Dans le même esprit, le gouvernement a souhaité développer le dialogue des pouvoirs publics avec les grandes autorités religieuses, notamment islamiques, dans le monde, afin d’échanger avec elles analyses et réflexions et de jeter les bases, quand cela apparaît possible et souhaitable, d’une coopération respectueuse de la séparation du politique et du religieux, dans divers domaines allant de la lutte contre la radicalisation à la formation civile et civique des imams. C’est ainsi que le conseiller pour les affaires religieuses du ministère des affaires étrangères et du développement international s’est rendu au cours des premiers mois de 2015 en Égypte, au Maroc et en Turquie, en compagnie du chef du bureau central des cultes du ministère de l’intérieur (pour ce qui est des deux premiers pays).
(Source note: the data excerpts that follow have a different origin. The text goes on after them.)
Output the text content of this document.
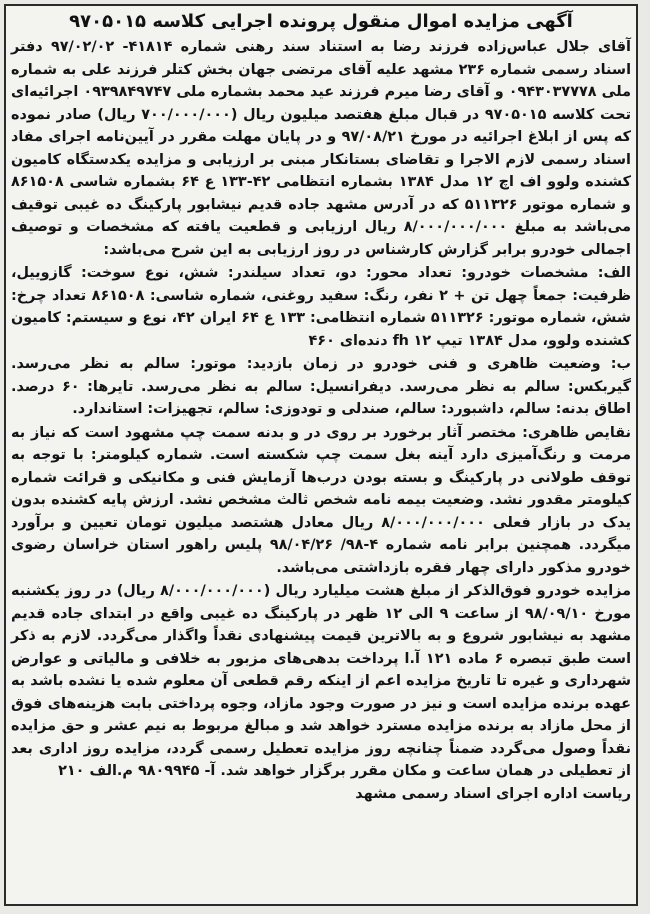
آگهی مزایده اموال منقول پرونده اجرایی کلاسه ۹۷۰۵۰۱۵

آقای جلال عباس‌زاده فرزند رضا به استناد سند رهنی شماره ۴۱۸۱۴- ۹۷/۰۲/۰۲ دفتر اسناد رسمی شماره ۲۳۶ مشهد علیه آقای مرتضی جهان بخش کتلر فرزند علی به شماره ملی ۰۹۴۳۰۳۷۷۷۸ و آقای رضا میرم فرزند عید محمد بشماره ملی ۰۹۳۹۸۴۹۷۴۷ اجرائیه‌ای تحت کلاسه ۹۷۰۵۰۱۵ در قبال مبلغ هفتصد میلیون ریال (۷۰۰/۰۰۰/۰۰۰ ریال) صادر نموده که پس از ابلاغ اجرائیه در مورخ ۹۷/۰۸/۲۱ و در پایان مهلت مقرر در آیین‌نامه اجرای مفاد اسناد رسمی لازم الاجرا و تقاضای بستانکار مبنی بر ارزیابی و مزایده یکدستگاه کامیون کشنده ولوو اف اچ ۱۲ مدل ۱۳۸۴ بشماره انتظامی ۴۲-۱۳۳ ع ۶۴ بشماره شاسی ۸۶۱۵۰۸ و شماره موتور ۵۱۱۳۲۶ که در آدرس مشهد جاده قدیم نیشابور پارکینگ ده غیبی توقیف می‌باشد به مبلغ ۸/۰۰۰/۰۰۰/۰۰۰ ریال ارزیابی و قطعیت یافته که مشخصات و توصیف اجمالی خودرو برابر گزارش کارشناس در روز ارزیابی به این شرح می‌باشد:

الف: مشخصات خودرو: تعداد محور: دو، تعداد سیلندر: شش، نوع سوخت: گازوییل، ظرفیت: جمعاً چهل تن + ۲ نفر، رنگ: سفید روغنی، شماره شاسی: ۸۶۱۵۰۸ تعداد چرخ: شش، شماره موتور: ۵۱۱۳۲۶ شماره انتظامی: ۱۳۳ ع ۶۴ ایران ۴۲، نوع و سیستم: کامیون کشنده ولوو، مدل ۱۳۸۴ تیپ fh ۱۲ دنده‌ای ۴۶۰

ب: وضعیت ظاهری و فنی خودرو در زمان بازدید: موتور: سالم به نظر می‌رسد. گیربکس: سالم به نظر می‌رسد. دیفرانسیل: سالم به نظر می‌رسد. تایرها: ۶۰ درصد. اطاق بدنه: سالم، داشبورد: سالم، صندلی و تودوزی: سالم، تجهیزات: استاندارد.

نقایص ظاهری: مختصر آثار برخورد بر روی در و بدنه سمت چپ مشهود است که نیاز به مرمت و رنگ‌آمیزی دارد آینه بغل سمت چپ شکسته است. شماره کیلومتر: با توجه به توقف طولانی در پارکینگ و بسته بودن درب‌ها آزمایش فنی و مکانیکی و قرائت شماره کیلومتر مقدور نشد. وضعیت بیمه نامه شخص ثالث مشخص نشد. ارزش پایه کشنده بدون یدک در بازار فعلی ۸/۰۰۰/۰۰۰/۰۰۰ ریال معادل هشتصد میلیون تومان تعیین و برآورد میگردد. همچنین برابر نامه شماره ۴-۹۸/ ۹۸/۰۴/۲۶ پلیس راهور استان خراسان رضوی خودرو مذکور دارای چهار فقره بازداشتی می‌باشد.

مزایده خودرو فوق‌الذکر از مبلغ هشت میلیارد ریال (۸/۰۰۰/۰۰۰/۰۰۰ ریال) در روز یکشنبه مورخ ۹۸/۰۹/۱۰ از ساعت ۹ الی ۱۲ ظهر در پارکینگ ده غیبی واقع در ابتدای جاده قدیم مشهد به نیشابور شروع و به بالاترین قیمت پیشنهادی نقداً واگذار می‌گردد. لازم به ذکر است طبق تبصره ۶ ماده ۱۲۱ آ.ا پرداخت بدهی‌های مزبور به خلافی و مالیاتی و عوارض شهرداری و غیره تا تاریخ مزایده اعم از اینکه رقم قطعی آن معلوم شده یا نشده باشد به عهده برنده مزایده است و نیز در صورت وجود مازاد، وجوه پرداختی بابت هزینه‌های فوق از محل مازاد به برنده مزایده مسترد خواهد شد و مبالغ مربوط به نیم عشر و حق مزایده نقداً وصول می‌گردد ضمناً چنانچه روز مزایده تعطیل رسمی گردد، مزایده روز اداری بعد از تعطیلی در همان ساعت و مکان مقرر برگزار خواهد شد. آ- ۹۸۰۹۹۴۵ م.الف ۲۱۰

ریاست اداره اجرای اسناد رسمی مشهد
III) Défense et illustration de la laïcité à l’étranger

Les très nombreuses réactions aux attentats des 7, 8 et 9 janvier 2014, qu’elles émanent des autorités politiques ou des autorités religieuses, ont été unanimes à condamner ces attaques terroristes et l’emploi de la violence au nom de la religion. Cette unanimité n’aura duré qu’une semaine. En effet, la parution d’un numéro extraordinaire de Charlie Hebdo le 15 janvier, comportant des caricatures jugées offensantes pour l’islam, a suscité une vague de critiques à travers le monde et provoqué dans de nombreux pays des manifestations dont certaines ont dégénéré de manière très violente. Ces événements ont montré une nouvelle fois que la conception française de la laïcité et notre attachement à la liberté d’expression étaient souvent mal compris dans le monde et parfois instrumentalisés de manière hostile à notre pays. Il en résulte clairement qu’il est plus que jamais nécessaire d’expliquer ce qu’est la laïcitéet ce qu’elle n’est pas, ainsi que d’exposer les raisons qui nous poussent à attacher la plus grande importance à la liberté d’expression et à refuser, par exemple, la pénalisation du blasphème ou de l’atteinte au sacré en droit international.
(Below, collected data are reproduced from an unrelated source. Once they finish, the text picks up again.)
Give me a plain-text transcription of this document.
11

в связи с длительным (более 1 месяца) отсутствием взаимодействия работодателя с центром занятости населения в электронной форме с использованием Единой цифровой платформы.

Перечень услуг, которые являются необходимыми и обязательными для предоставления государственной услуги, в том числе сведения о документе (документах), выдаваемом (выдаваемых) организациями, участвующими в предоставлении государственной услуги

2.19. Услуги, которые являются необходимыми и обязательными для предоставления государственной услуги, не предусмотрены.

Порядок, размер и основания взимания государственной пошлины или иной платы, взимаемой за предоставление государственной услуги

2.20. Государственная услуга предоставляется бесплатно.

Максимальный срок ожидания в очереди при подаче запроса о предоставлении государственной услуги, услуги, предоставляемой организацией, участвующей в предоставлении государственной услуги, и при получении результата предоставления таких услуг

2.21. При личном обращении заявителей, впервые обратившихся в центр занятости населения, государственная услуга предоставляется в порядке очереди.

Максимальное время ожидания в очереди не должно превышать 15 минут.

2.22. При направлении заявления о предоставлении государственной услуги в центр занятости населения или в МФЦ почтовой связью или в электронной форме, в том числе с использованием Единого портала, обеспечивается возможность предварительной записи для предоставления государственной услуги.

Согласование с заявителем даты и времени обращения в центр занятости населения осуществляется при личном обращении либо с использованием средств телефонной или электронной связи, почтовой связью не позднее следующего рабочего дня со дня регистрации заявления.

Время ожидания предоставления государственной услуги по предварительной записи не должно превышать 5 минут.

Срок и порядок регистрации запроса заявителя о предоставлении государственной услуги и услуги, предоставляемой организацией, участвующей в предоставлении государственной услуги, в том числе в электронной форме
Dans cet esprit, la diplomatie française reste mobilisée dans les enceintes multilatérales ou dans ses échanges bilatéraux avec ses partenaires,afin d’éviter la mise en place de dispositions normatives contraires à la liberté d’expression et à la séparation du religieux et du politique, tout en maintenant son combat en faveur de la liberté religieuse, consacrée par le droit international comme une des libertés fondamentales. Les ambassades, qui sont également invitées à expliquer nos positions sur ces sujets dans leurs contacts réguliers avec leurs interlocuteurs, ont reçu des argumentaires en la matière. Le réseau de l’Institut français est également invité, là où cela est souhaitable, à inscrire la laïcité au nombre des thèmes prioritaires traités au titre du débat d’idées.

Enfin, il convient de signaler que le premier rapport de l’Observatoire de la laïcité (2013-2014) a été communiqué à l’ensemble des postes diplomatiques et consulaires, qui ont été invités à le diffuser largement et à établir sur leurs sites internet un lien y menant.